I sort of secretly sat in on an audience discussion after [a] performance. And they were so distressed. It was as if they had just seen "Eraserhead" or something. They were just completely upset by the fact that there was no big revelation at the end — nobody gets shot, nobody kills themselves. Because if somebody gets shot or kills themselves, you know what happened to that person. And so the fact that it ends without an answer, or a resolution...They were like, The playwright must be sadistic.
That’s what they said in your presence?
Yeah! But I didn’t withhold a resolution that I had just to make people unhappy. I really just couldn’t find a resolution.
Does that come back to this idea that you wanted to explore something that you didn’t entirely understand? And did you end up not understanding it at the end, or did you not want it to be understandable?
It wasn't about understanding or not understanding. I felt like I understood the problem, I just didn’t understand the answer. You know? And I really tried hard to come up with something. But the answer to the question — How do you live an ethical life when you’re somebody who has privilege? — is very complicated. I couldn’t figure it out.
Your parents came to the United States from Korea when you were two years old. You lived in predominantly white Pullman, Washington. How did that affect your work as an artist and how you saw things evolve?
It had a huge impact because I was so isolated. It was a very white town. It was pretty racist. I was something of a social outcast just by virtue of my race. It sort of doesn’t go away, that feeling of being an outsider. Even though that stopped as soon as I went to college, in all of my work, there’s a real concern about people who are on the outside, about people who don’t belong in society. The example I always use is like the weird uncle. Almost every family has “the weird uncle” who’s sort of not doing the things that everyone else is doing. He shows up at holidays and it’s a little bit awkward.
So in “Straight White Men,” are you trying to force people — like myself, a straight white man — to think about identity in the way that non-white people are constantly having to?
You know, I wouldn’t say that that’s the intent of the play. I feel like that’s the impetus for the action of the characters, which is the fact that they are in a situation where they are confronting that. But the problem for me is really, what are they supposed to do once they do that? To make things more concrete, the origin for the story was that I was in a room full of women and queer people and minorities. And I asked them, “What do you think of straight white men?” And it was so negative, what they were saying.
What were they saying?
Oh, just that they’re arrogant and stupid and just — so negative. Like, racist, sexist — so much vitriol. And I said, “What could they do to make you less angry at them?” And so they gave me this list of things that they wanted straight white men to do, in terms of behavior. Like, we want them to sit down, shut up, stay out of the room, stay out of the way, don’t think they know anything. That was the list.

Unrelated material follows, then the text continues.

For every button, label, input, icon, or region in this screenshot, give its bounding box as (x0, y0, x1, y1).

Do you feel, at this point, that you have a little bit of privilege as a playwright, and can you use that privilege to your advantage?
Oh my god, I feel like, not even as a playwright. I feel like as an Asian female. One of the things I realize working on this play was that as a straight Asian female, how many privileges I share with straight white men. Just by doing whatever I want and pursuing my ambition and getting ahead, I can say, Oh I’m increasing diversity in the world. I’m doing something great and heroic. But a straight white male wouldn’t be able to say, Oh, I’m making the world a better place, just by virtue of my own success.
"Straight White Men" is at the Kirk Douglas Theater in Culver City through Dec. 20.